Tom Adams: Yes, that’s right — a lot of the data we collect is pretty tailored. But we certainly have our eye on standardization. Our hypothesis is that the best way to drive standards is mostly bottom up. Collecting data from multiple firms in the sector, we’re seeing consistencies in what people value and are steadily moving toward increased standards. That’s not to say we don’t ever try to move companies towards standard measures ourselves. We find that doing so is much easier if you can say “such and such gathered this data and they found it really useful for X and Y reasons.” I also think that in the future, once we have enough data points, people will naturally want to benchmark themselves against competitors and industry norms. It’s a natural tendency to want to see where we rank compared to our peers; there’s nothing wrong with a little social competition!
Impact Design Hub: Obviously your evaluation model derives from global development work, and is most applicable to that field. Do you think there are types of impact design work where this model wouldn’t work as well, or is it broadly applicable to any effort to create social impact?
Tom Adams: It’s true that we’re an international organization, but I think the principles we’re adopting would apply anywhere. Collecting data by listening directly to people, using efficient tools to do so, and thinking about the value created for everyone through data collection — there’s nothing unique about that whether you’re working in London or Lagos. Some of the tools we use like SMS surveying might not be as effective in say the U.S. as they are in Kenya, but there are some great polling apps and the like that could take their place.
Impact Design Hub: Lean Data seems to be in part inspired by the Lean Start-Up model in entrepreneurship. Do you see any limitations to applying that idea to the social impact sector?
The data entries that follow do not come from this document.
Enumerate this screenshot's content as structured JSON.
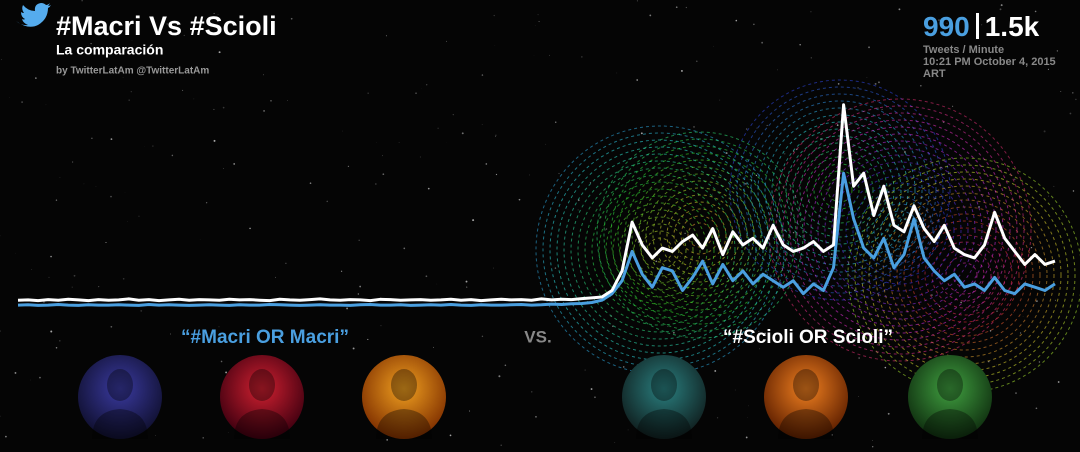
{
  "chart_data": {
    "type": "line",
    "title": "#Macri Vs #Scioli",
    "subtitle": "La comparación",
    "byline": "by TwitterLatAm @TwitterLatAm",
    "counter": {
      "values": [
        "990",
        "1.5k"
      ],
      "unit": "Tweets / Minute",
      "time": "10:21 PM October 4, 2015 ART"
    },
    "separator": "VS.",
    "ylim": [
      0,
      7000
    ],
    "series": [
      {
        "name": "“#Macri OR Macri”",
        "color": "#4a9fe0",
        "values": [
          150,
          160,
          140,
          150,
          170,
          150,
          140,
          160,
          150,
          150,
          160,
          150,
          140,
          170,
          150,
          160,
          150,
          140,
          150,
          160,
          150,
          140,
          160,
          150,
          150,
          170,
          160,
          150,
          140,
          150,
          160,
          150,
          150,
          140,
          160,
          170,
          150,
          150,
          160,
          140,
          150,
          160,
          150,
          170,
          150,
          140,
          160,
          150,
          150,
          160,
          170,
          150,
          160,
          180,
          170,
          190,
          200,
          230,
          300,
          500,
          900,
          1800,
          1100,
          700,
          1300,
          1200,
          600,
          1000,
          1500,
          800,
          1400,
          900,
          1200,
          800,
          1100,
          900,
          700,
          900,
          500,
          800,
          600,
          1300,
          4200,
          2800,
          1900,
          1600,
          2200,
          1300,
          1700,
          2800,
          1600,
          1200,
          900,
          1100,
          700,
          800,
          600,
          1000,
          600,
          500,
          800,
          700,
          600,
          800
        ]
      },
      {
        "name": "“#Scioli OR Scioli”",
        "color": "#ffffff",
        "values": [
          300,
          310,
          290,
          320,
          300,
          330,
          310,
          290,
          320,
          300,
          310,
          340,
          300,
          320,
          290,
          310,
          330,
          300,
          320,
          310,
          300,
          330,
          310,
          320,
          300,
          290,
          330,
          310,
          300,
          320,
          340,
          310,
          300,
          320,
          310,
          290,
          330,
          320,
          300,
          310,
          320,
          300,
          310,
          330,
          300,
          320,
          290,
          310,
          330,
          310,
          320,
          300,
          340,
          310,
          330,
          320,
          350,
          370,
          400,
          600,
          1200,
          2700,
          2000,
          1600,
          1900,
          1800,
          2100,
          2300,
          1900,
          2500,
          1700,
          2400,
          2000,
          2200,
          1900,
          2600,
          2000,
          1800,
          1900,
          2100,
          1800,
          2000,
          6300,
          3800,
          4200,
          2900,
          3800,
          2600,
          2400,
          3200,
          2500,
          2100,
          2600,
          1900,
          1700,
          1600,
          2000,
          3000,
          2200,
          1800,
          1400,
          1700,
          1400,
          1500
        ]
      }
    ]
  }
}
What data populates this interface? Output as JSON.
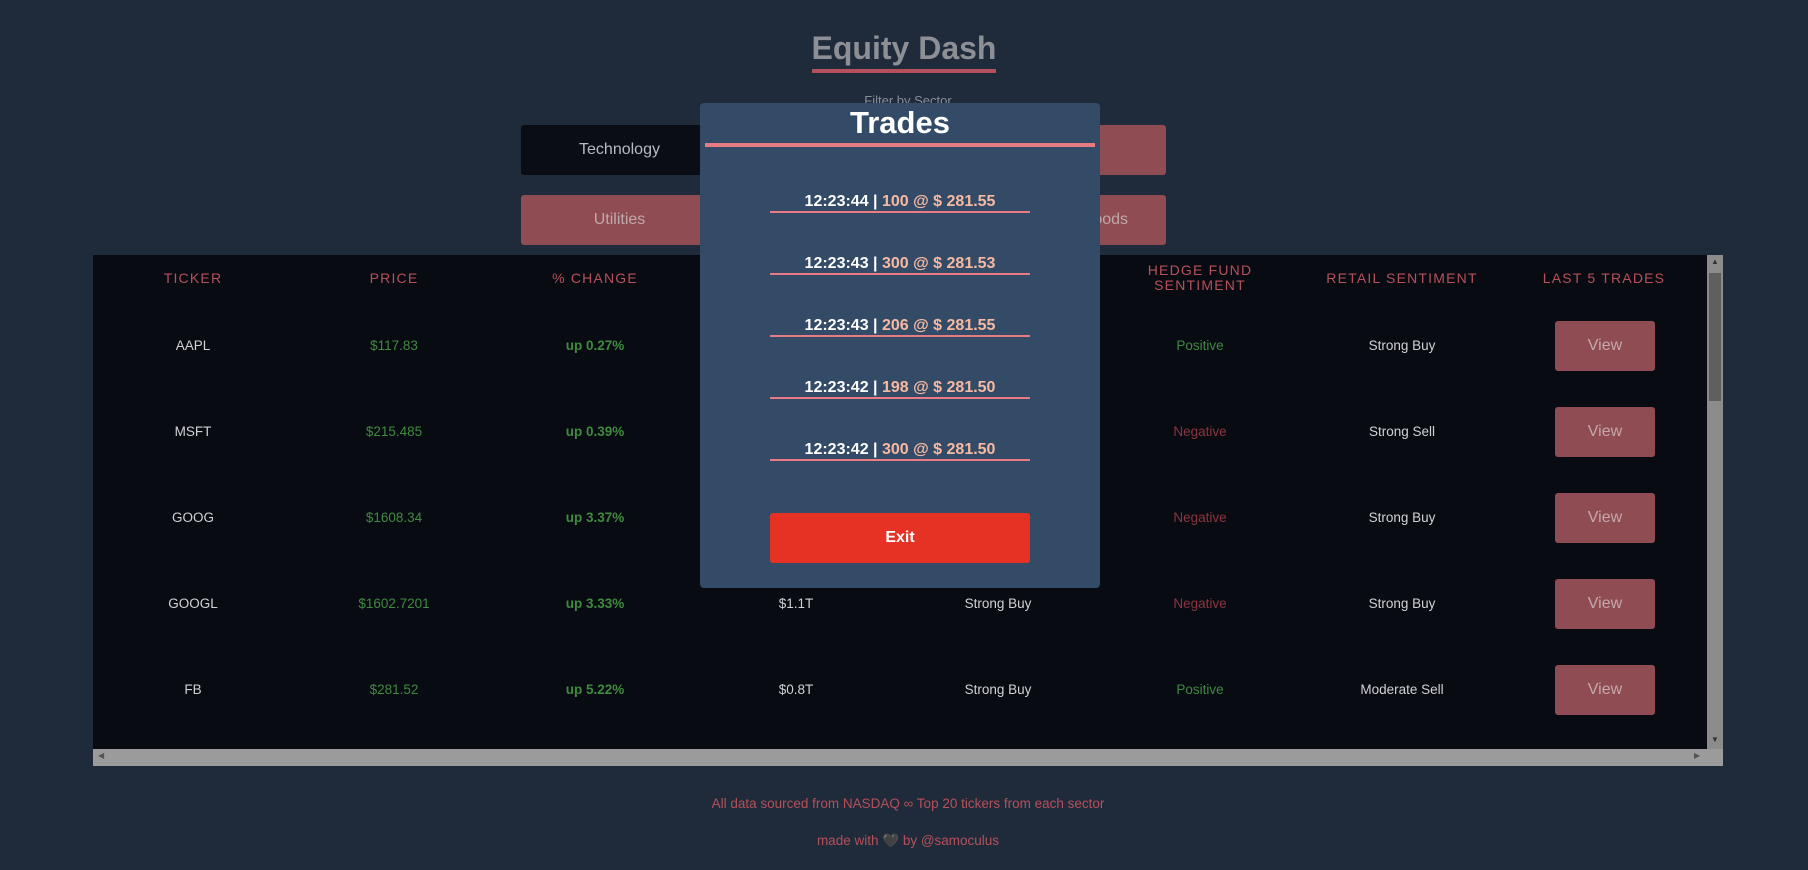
{
  "app": {
    "title": "Equity Dash"
  },
  "filter": {
    "label": "Filter by Sector",
    "sectors": [
      "Technology",
      "Utilities",
      "...oods"
    ]
  },
  "table": {
    "headers": [
      "TICKER",
      "PRICE",
      "% CHANGE",
      "HEDGE FUND SENTIMENT",
      "RETAIL SENTIMENT",
      "LAST 5 TRADES"
    ],
    "view_label": "View",
    "rows": [
      {
        "ticker": "AAPL",
        "price": "$117.83",
        "change": "up 0.27%",
        "market_cap": "",
        "analyst": "",
        "hedge": "Positive",
        "retail": "Strong Buy"
      },
      {
        "ticker": "MSFT",
        "price": "$215.485",
        "change": "up 0.39%",
        "market_cap": "",
        "analyst": "",
        "hedge": "Negative",
        "retail": "Strong Sell"
      },
      {
        "ticker": "GOOG",
        "price": "$1608.34",
        "change": "up 3.37%",
        "market_cap": "",
        "analyst": "",
        "hedge": "Negative",
        "retail": "Strong Buy"
      },
      {
        "ticker": "GOOGL",
        "price": "$1602.7201",
        "change": "up 3.33%",
        "market_cap": "$1.1T",
        "analyst": "Strong Buy",
        "hedge": "Negative",
        "retail": "Strong Buy"
      },
      {
        "ticker": "FB",
        "price": "$281.52",
        "change": "up 5.22%",
        "market_cap": "$0.8T",
        "analyst": "Strong Buy",
        "hedge": "Positive",
        "retail": "Moderate Sell"
      }
    ]
  },
  "footer": {
    "source": "All data sourced from NASDAQ ∞ Top 20 tickers from each sector",
    "made_prefix": "made with",
    "heart": "🖤",
    "made_suffix": "by @samoculus"
  },
  "modal": {
    "title": "Trades",
    "sep": "|",
    "trades": [
      {
        "time": "12:23:44",
        "detail": "100 @ $ 281.55"
      },
      {
        "time": "12:23:43",
        "detail": "300 @ $ 281.53"
      },
      {
        "time": "12:23:43",
        "detail": "206 @ $ 281.55"
      },
      {
        "time": "12:23:42",
        "detail": "198 @ $ 281.50"
      },
      {
        "time": "12:23:42",
        "detail": "300 @ $ 281.50"
      }
    ],
    "exit_label": "Exit"
  },
  "colors": {
    "accent": "#b5515b",
    "background": "#1f2a3a",
    "modal": "#344b67",
    "exit": "#e63225"
  }
}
Is Lean Data equally suited to measure impacts for projects that have customers as those that have non-paying beneficiaries?
Tom Adams: Why not? Build-measure-learn seems pretty universal. I’d say a problem with some development programs is that they assume their solution works, don’t listen enough to end clients (consumers or beneficiaries), and aren’t able to pivot. Our aim is to use Lean Data to help companies get data faster and respond more effectively to their customers’ wants and needs. This should be just as applicable to folks aiming to impact non-paying beneficiaries.